Art style detection involves identifying the artistic style of a given artwork, which can be a challenging task due to the diverse and subjective nature of art. This project aims to automate this process using machine learning algorithms. We scrape images from WikiArt.org, preprocess them, and train classification models to accurately predict the art style of the images.

Data Collection

We collect images from WikiArt.org using web scraping techniques implemented with BeautifulSoup and Selenium. The images are categorized into three art styles: Cubism, Impressionism, and Surrealism. In total, we scrape around 5000 images for our dataset.

Preprocessing

Before training our models, we preprocess the images to enhance features and reduce noise. This involves applying filters and color palettes to standardize the appearance of the images across different styles. Preprocessing helps improve the performance of our classification models by making the features more discernible.

Classification Models

We experiment with two different classification models: Support Vector Machine (SVM) and Convolutional Neural Network (CNN). These models are trained on the preprocessed image data to learn the distinctive features of each art style. We evaluate the performance of each model and select the best-performing model for art style detection.

About the Data

Our dataset comprises approximately 5000 images categorized into three art styles: Cubism, Impressionism, and Surrealism.

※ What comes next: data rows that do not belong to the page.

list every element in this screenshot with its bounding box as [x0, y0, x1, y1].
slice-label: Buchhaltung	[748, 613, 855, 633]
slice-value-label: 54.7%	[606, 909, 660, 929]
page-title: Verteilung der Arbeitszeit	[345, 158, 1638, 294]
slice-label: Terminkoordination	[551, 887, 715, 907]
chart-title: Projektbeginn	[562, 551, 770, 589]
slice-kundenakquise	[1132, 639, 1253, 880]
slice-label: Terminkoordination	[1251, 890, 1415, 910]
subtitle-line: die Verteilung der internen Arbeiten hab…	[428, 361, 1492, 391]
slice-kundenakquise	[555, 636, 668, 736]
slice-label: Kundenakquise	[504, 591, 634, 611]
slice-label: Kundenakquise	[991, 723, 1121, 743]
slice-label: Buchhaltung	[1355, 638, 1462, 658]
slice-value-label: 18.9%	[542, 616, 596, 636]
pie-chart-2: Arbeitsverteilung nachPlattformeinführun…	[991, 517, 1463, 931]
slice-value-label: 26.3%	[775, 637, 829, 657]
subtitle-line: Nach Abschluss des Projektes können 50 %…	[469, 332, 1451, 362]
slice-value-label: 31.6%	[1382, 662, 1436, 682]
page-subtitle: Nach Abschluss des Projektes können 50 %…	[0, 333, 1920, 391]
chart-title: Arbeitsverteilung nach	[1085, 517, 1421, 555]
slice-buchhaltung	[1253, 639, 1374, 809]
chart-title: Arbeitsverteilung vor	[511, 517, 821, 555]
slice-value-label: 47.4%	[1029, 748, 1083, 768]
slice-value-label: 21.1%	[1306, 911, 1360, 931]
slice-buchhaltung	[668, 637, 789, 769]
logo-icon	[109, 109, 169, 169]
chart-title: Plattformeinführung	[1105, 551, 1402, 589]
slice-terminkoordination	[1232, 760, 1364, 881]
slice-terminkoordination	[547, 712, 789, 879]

Each image is labeled with its corresponding art style, allowing our classification models to learn and differentiate between the styles during training.

Installation

To set up the environment for running this project, follow these steps:

  1. Clone the repository:
    git clone https://github.com/yourusername/art-style-detection.git
  2. Navigate to the project directory:
    cd art-style-detection
  3. Install the required dependencies:
    pip install -r requirements.txt

Usage

  1. Data Preparation: Ensure that you have the necessary datasets containing images of Cubism, Impressionism, and Surrealism artworks.
  2. Data Scraping: Use the provided scripts to scrape images from WikiArt.org or prepare your own dataset.
  3. Preprocessing: Apply filters and color palettes to preprocess the images for better feature extraction.
  4. Model Training: Train the SVM and CNN models on the preprocessed image data.
  5. Evaluation: Evaluate the performance of the trained models using validation or test datasets.
  6. Art Style Detection: Use the trained model to predict the art style of new images.

Contributing

Contributions to this project are welcomed and appreciated. If you have any suggestions, feature requests, or bug reports, please feel free to open an issue or submit a pull request.

License

This project is licensed under the MIT License - see the LICENSE file for details.